Colpisce inoltre la modifica profonda intervenuta nella composizione strutturale della popolazione joppolese in cui gli over 65 costituiscono il 30.71% della stessa (oltre otto punti sopra la già elevata media nazionale) dato che fa di questo paese quello con la più alta percentuale di anziani nel vibonese e l’indice di vecchiaia – cioè il rapporto tra la popolazione anziana e quella con meno di 14 anni di età – che in Italia si attesta sui 167 punti è qui è schizzato qui a 345 punti. E se il paese invecchia, di giovani c’è ne stanno sempre meno (appena l’8.8% del totale degli abitanti) – 170 in tutto – terzo peggior dato del vibonese stesso. Una dinamica che mette a rischio gli ultimi presidi esistenti come le scuole e preannuncia il drastico calo della forza lavoro.

Eppure Joppolo non si rassegna a quello che sembra un destino già scritto. L’amministrazione lavora alacremente con le poche risorse che ha per mantenere alto lo spirito civico, assistita da associazioni locali, dalla chiesa locale. E cose da sfruttare il paese ne avrebbe in verità.

Il suo territorio che spazia dal mare al Monte Poro infatti è fertilissimo e si presta all’agricoltura e alla pastorizia tanto che alcune produzioni come il Pecorino del Poro e le ricotte o l’olio di oliva oppure l’agnello del Poro meriterebbero un adeguata valorizzazione

Il clima e il territorio stesso si prestano inoltre all’attività turistica sia realizzando strutture alberghiere che agriturismi  e bad and breakfast e le attività di ristorazioni: attività tutte queste presenti oggi sul territorio joppolese ma che potrebbero aumentare di numero senza contare poi il fatto che i borghi stessi in cui il comune si suddivide sono altrettanti potenziali “alberghi diffusi”. Si potrebbero attivare forme di turismo enogastronomico, culturale, religioso e ambientale vista la fitta rete di percorsi e sentieri (uno dei quali recentemente messo in funzione) che il territorio stesso offre.
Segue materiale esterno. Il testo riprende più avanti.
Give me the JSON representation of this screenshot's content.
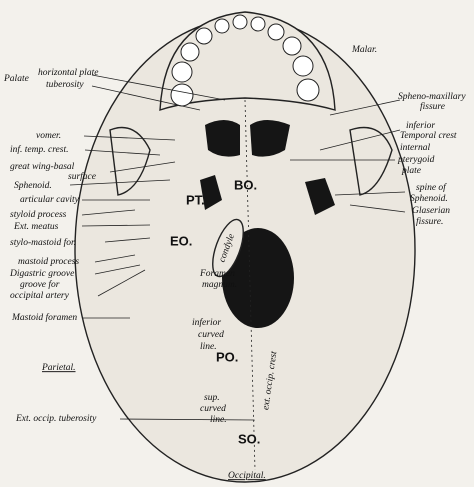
{
  "labels": [
    "Malar.",
    "Palate",
    "horizontal plate",
    "tuberosity",
    "Spheno-maxillary",
    "fissure",
    "inferior",
    "Temporal crest",
    "vomer.",
    "inf. temp. crest.",
    "great wing-basal",
    "surface",
    "Sphenoid.",
    "internal",
    "pterygoid",
    "plate",
    "articular cavity",
    "spine of",
    "Sphenoid.",
    "Glaserian",
    "fissure.",
    "styloid process",
    "Ext. meatus",
    "stylo-mastoid for.",
    "mastoid process",
    "Digastric groove",
    "groove for",
    "occipital artery",
    "Mastoid foramen",
    "Parietal.",
    "Ext. occip. tuberosity",
    "Occipital.",
    "BO.",
    "PT.",
    "EO.",
    "condyle",
    "Foramen",
    "magnum.",
    "inferior",
    "curved",
    "line.",
    "PO.",
    "sup.",
    "curved",
    "line.",
    "SO.",
    "ext. occip. crest"
  ]
}
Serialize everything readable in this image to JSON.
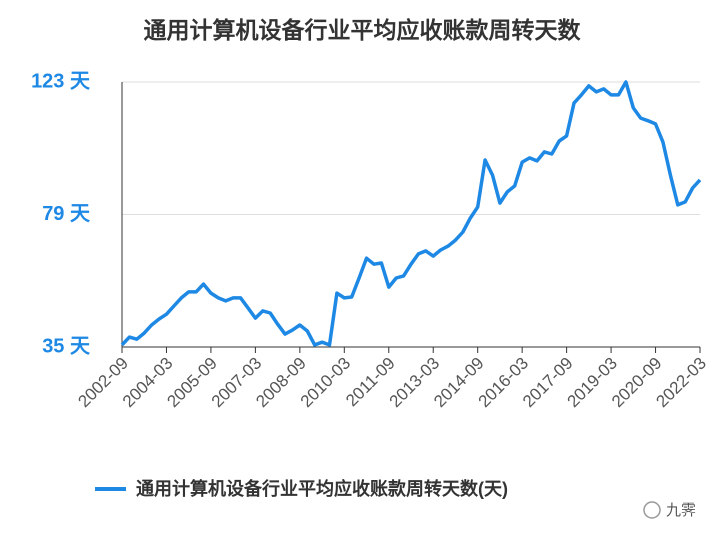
{
  "chart_data": {
    "type": "line",
    "title": "通用计算机设备行业平均应收账款周转天数",
    "categories": [
      "2002-09",
      null,
      null,
      null,
      null,
      null,
      "2004-03",
      null,
      null,
      null,
      null,
      null,
      "2005-09",
      null,
      null,
      null,
      null,
      null,
      "2007-03",
      null,
      null,
      null,
      null,
      null,
      "2008-09",
      null,
      null,
      null,
      null,
      null,
      "2010-03",
      null,
      null,
      null,
      null,
      null,
      "2011-09",
      null,
      null,
      null,
      null,
      null,
      "2013-03",
      null,
      null,
      null,
      null,
      null,
      "2014-09",
      null,
      null,
      null,
      null,
      null,
      "2016-03",
      null,
      null,
      null,
      null,
      null,
      "2017-09",
      null,
      null,
      null,
      null,
      null,
      "2019-03",
      null,
      null,
      null,
      null,
      null,
      "2020-09",
      null,
      null,
      null,
      null,
      null,
      "2022-03"
    ],
    "series": [
      {
        "name": "通用计算机设备行业平均应收账款周转天数(天)",
        "color": "#1e88e5",
        "values": [
          35.7,
          38.3,
          37.6,
          39.6,
          42.3,
          44.3,
          45.9,
          48.6,
          51.3,
          53.3,
          53.3,
          55.9,
          52.9,
          51.3,
          50.3,
          51.3,
          51.3,
          48,
          44.6,
          47,
          46.3,
          42.6,
          39.3,
          40.6,
          42.3,
          40.3,
          35.7,
          36.6,
          35.7,
          52.9,
          51.3,
          51.6,
          57.9,
          64.5,
          62.5,
          62.9,
          54.9,
          57.9,
          58.6,
          62.5,
          65.9,
          66.9,
          65.2,
          67.2,
          68.5,
          70.5,
          73.2,
          77.8,
          81.5,
          97.1,
          92.1,
          82.8,
          86.5,
          88.5,
          96.4,
          97.8,
          96.8,
          99.8,
          99.1,
          103.4,
          105.1,
          116,
          118.7,
          121.7,
          119.7,
          120.7,
          118.7,
          118.7,
          123,
          114.4,
          111,
          110.1,
          109.1,
          103.1,
          92.1,
          82.2,
          83.2,
          87.8,
          90.5
        ]
      }
    ],
    "ylim": [
      35,
      123
    ],
    "yticks": [
      {
        "value": 35,
        "label": "35 天"
      },
      {
        "value": 79,
        "label": "79 天"
      },
      {
        "value": 123,
        "label": "123 天"
      }
    ],
    "grid": true,
    "legend": "bottom",
    "watermark": "九霁"
  }
}
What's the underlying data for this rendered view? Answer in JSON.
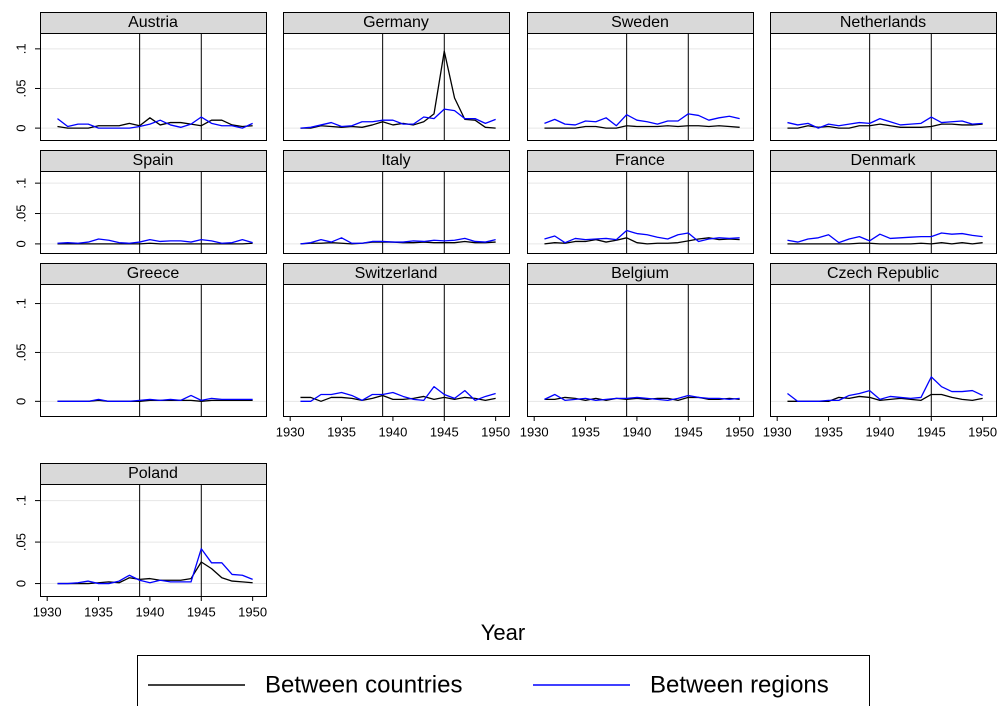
{
  "chart_data": {
    "type": "line",
    "xlabel": "Year",
    "x": [
      1931,
      1932,
      1933,
      1934,
      1935,
      1936,
      1937,
      1938,
      1939,
      1940,
      1941,
      1942,
      1943,
      1944,
      1945,
      1946,
      1947,
      1948,
      1949,
      1950
    ],
    "xlim": [
      1929.3,
      1951.3
    ],
    "xticks": [
      1930,
      1935,
      1940,
      1945,
      1950
    ],
    "ylim": [
      -0.015,
      0.12
    ],
    "yticks": [
      {
        "value": 0,
        "label": "0"
      },
      {
        "value": 0.05,
        "label": ".05"
      },
      {
        "value": 0.1,
        "label": ".1"
      }
    ],
    "grid": true,
    "reference_lines": [
      1939,
      1945
    ],
    "series": [
      {
        "name": "Between countries",
        "color": "#000000"
      },
      {
        "name": "Between regions",
        "color": "#0000ff"
      }
    ],
    "panels": [
      {
        "title": "Austria",
        "values": [
          [
            0.002,
            0,
            0,
            0,
            0.003,
            0.003,
            0.003,
            0.006,
            0.003,
            0.013,
            0.004,
            0.007,
            0.007,
            0.005,
            0.003,
            0.01,
            0.01,
            0.004,
            0.002,
            0.003
          ],
          [
            0.012,
            0.002,
            0.005,
            0.005,
            0,
            0,
            0,
            0,
            0.002,
            0.005,
            0.01,
            0.004,
            0.001,
            0.005,
            0.014,
            0.006,
            0.003,
            0.003,
            0,
            0.006
          ]
        ]
      },
      {
        "title": "Germany",
        "values": [
          [
            0,
            0,
            0.003,
            0.002,
            0.001,
            0.002,
            0.001,
            0.004,
            0.008,
            0.004,
            0.006,
            0.004,
            0.008,
            0.018,
            0.097,
            0.038,
            0.011,
            0.01,
            0.001,
            0
          ],
          [
            0,
            0.001,
            0.004,
            0.007,
            0.002,
            0.003,
            0.008,
            0.008,
            0.01,
            0.01,
            0.005,
            0.005,
            0.014,
            0.012,
            0.024,
            0.022,
            0.012,
            0.012,
            0.006,
            0.011
          ]
        ]
      },
      {
        "title": "Sweden",
        "values": [
          [
            0,
            0,
            0,
            0,
            0.002,
            0.002,
            0,
            0,
            0.003,
            0.002,
            0.002,
            0.002,
            0.003,
            0.002,
            0.003,
            0.003,
            0.002,
            0.003,
            0.002,
            0.001
          ],
          [
            0.006,
            0.011,
            0.005,
            0.004,
            0.009,
            0.008,
            0.013,
            0.003,
            0.017,
            0.01,
            0.008,
            0.005,
            0.009,
            0.009,
            0.018,
            0.016,
            0.01,
            0.013,
            0.015,
            0.012
          ]
        ]
      },
      {
        "title": "Netherlands",
        "values": [
          [
            0,
            0,
            0.003,
            0.001,
            0.002,
            0,
            0,
            0.003,
            0.003,
            0.005,
            0.003,
            0.001,
            0.001,
            0.001,
            0.002,
            0.005,
            0.005,
            0.004,
            0.004,
            0.005
          ],
          [
            0.007,
            0.004,
            0.006,
            0,
            0.005,
            0.003,
            0.005,
            0.007,
            0.006,
            0.012,
            0.008,
            0.004,
            0.005,
            0.006,
            0.014,
            0.007,
            0.008,
            0.009,
            0.005,
            0.006
          ]
        ]
      },
      {
        "title": "Spain",
        "values": [
          [
            0,
            0,
            0,
            0,
            0,
            0,
            0,
            0,
            0,
            0.001,
            0,
            0,
            0,
            0,
            0,
            0,
            0,
            0,
            0,
            0.001
          ],
          [
            0.001,
            0.002,
            0.001,
            0.003,
            0.008,
            0.006,
            0.002,
            0.001,
            0.003,
            0.007,
            0.004,
            0.005,
            0.005,
            0.003,
            0.007,
            0.005,
            0.001,
            0.002,
            0.007,
            0.002
          ]
        ]
      },
      {
        "title": "Italy",
        "values": [
          [
            0,
            0.001,
            0.001,
            0.002,
            0.001,
            0,
            0.001,
            0.003,
            0.003,
            0.003,
            0.002,
            0.002,
            0.003,
            0.002,
            0.002,
            0.002,
            0.004,
            0.002,
            0.002,
            0.003
          ],
          [
            0,
            0.002,
            0.007,
            0.003,
            0.01,
            0.001,
            0.001,
            0.004,
            0.004,
            0.003,
            0.003,
            0.005,
            0.004,
            0.006,
            0.005,
            0.006,
            0.009,
            0.004,
            0.003,
            0.007
          ]
        ]
      },
      {
        "title": "France",
        "values": [
          [
            0,
            0.002,
            0.001,
            0.004,
            0.004,
            0.007,
            0.003,
            0.006,
            0.01,
            0.002,
            0,
            0.001,
            0.001,
            0.002,
            0.005,
            0.008,
            0.01,
            0.007,
            0.008,
            0.007
          ],
          [
            0.008,
            0.013,
            0.002,
            0.009,
            0.007,
            0.008,
            0.009,
            0.007,
            0.022,
            0.017,
            0.015,
            0.011,
            0.008,
            0.015,
            0.018,
            0.004,
            0.008,
            0.01,
            0.009,
            0.01
          ]
        ]
      },
      {
        "title": "Denmark",
        "values": [
          [
            0,
            0,
            0,
            0,
            0,
            0,
            0,
            0.001,
            0.001,
            0,
            0,
            0,
            0,
            0.001,
            0,
            0.002,
            0,
            0.002,
            0,
            0.002
          ],
          [
            0.006,
            0.003,
            0.008,
            0.01,
            0.015,
            0.002,
            0.008,
            0.012,
            0.005,
            0.016,
            0.009,
            0.01,
            0.011,
            0.012,
            0.012,
            0.018,
            0.016,
            0.017,
            0.014,
            0.012
          ]
        ]
      },
      {
        "title": "Greece",
        "values": [
          [
            0,
            0,
            0,
            0,
            0.001,
            0,
            0,
            0,
            0,
            0.001,
            0.001,
            0.001,
            0.001,
            0.001,
            0,
            0.001,
            0.001,
            0.001,
            0.001,
            0.001
          ],
          [
            0,
            0,
            0,
            0,
            0.002,
            0,
            0,
            0,
            0.001,
            0.002,
            0.001,
            0.002,
            0.001,
            0.006,
            0.001,
            0.003,
            0.002,
            0.002,
            0.002,
            0.002
          ]
        ]
      },
      {
        "title": "Switzerland",
        "values": [
          [
            0.004,
            0.004,
            0,
            0.004,
            0.004,
            0.003,
            0.001,
            0.003,
            0.006,
            0.002,
            0.002,
            0.003,
            0.005,
            0.002,
            0.004,
            0.002,
            0.004,
            0.003,
            0.001,
            0.003
          ],
          [
            0,
            0,
            0.007,
            0.007,
            0.009,
            0.006,
            0.001,
            0.007,
            0.007,
            0.009,
            0.005,
            0.002,
            0.001,
            0.015,
            0.007,
            0.003,
            0.011,
            0.001,
            0.005,
            0.008
          ]
        ]
      },
      {
        "title": "Belgium",
        "values": [
          [
            0.002,
            0.002,
            0.004,
            0.003,
            0.001,
            0.003,
            0.001,
            0.003,
            0.002,
            0.003,
            0.002,
            0.003,
            0.003,
            0.001,
            0.004,
            0.004,
            0.002,
            0.002,
            0.003,
            0.002
          ],
          [
            0.002,
            0.007,
            0.001,
            0.002,
            0.003,
            0.001,
            0.002,
            0.003,
            0.003,
            0.004,
            0.003,
            0.002,
            0.001,
            0.003,
            0.006,
            0.004,
            0.003,
            0.003,
            0.002,
            0.003
          ]
        ]
      },
      {
        "title": "Czech Republic",
        "values": [
          [
            0,
            0,
            0,
            0,
            0,
            0.004,
            0.003,
            0.005,
            0.004,
            0.001,
            0.002,
            0.003,
            0.002,
            0.001,
            0.007,
            0.007,
            0.004,
            0.002,
            0.001,
            0.003
          ],
          [
            0.008,
            0,
            0,
            0,
            0.001,
            0.001,
            0.006,
            0.008,
            0.011,
            0.002,
            0.005,
            0.004,
            0.003,
            0.004,
            0.025,
            0.015,
            0.01,
            0.01,
            0.011,
            0.006
          ]
        ]
      },
      {
        "title": "Poland",
        "values": [
          [
            0,
            0,
            0,
            0,
            0.001,
            0.002,
            0.001,
            0.007,
            0.005,
            0.006,
            0.004,
            0.004,
            0.004,
            0.006,
            0.026,
            0.018,
            0.007,
            0.003,
            0.002,
            0.001
          ],
          [
            0,
            0,
            0.001,
            0.003,
            0,
            0,
            0.003,
            0.01,
            0.004,
            0.001,
            0.004,
            0.002,
            0.002,
            0.002,
            0.042,
            0.025,
            0.025,
            0.011,
            0.01,
            0.005
          ]
        ]
      }
    ]
  }
}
Qualche piccola attività industriale di trasformazione dei prodotti locali di sicuro sosterebbe l’economia del posto e contribuirebbe a smorzare l’emigrazione.

Ovviamente servono anche servizi. Gli anziani necessitano di assistenza e una cooperativa pensata per accudirli potrebbe portare ulteriore occupazione. Si dovrebbe incrementare la raccolta differenziata. Così come si potrebbero allestire una ludoteca comunale per i piccoli e un centro ricreativo per gli anziani stessi. La sicurezza sociale in un paese con molti anziani va poi accresciuta: videosorveglianza, una pista per atterraggio per elisoccorso, anagrafe sociale, volontariato, un presidio della protezione civile  potrebbero di certo essere di aiuto.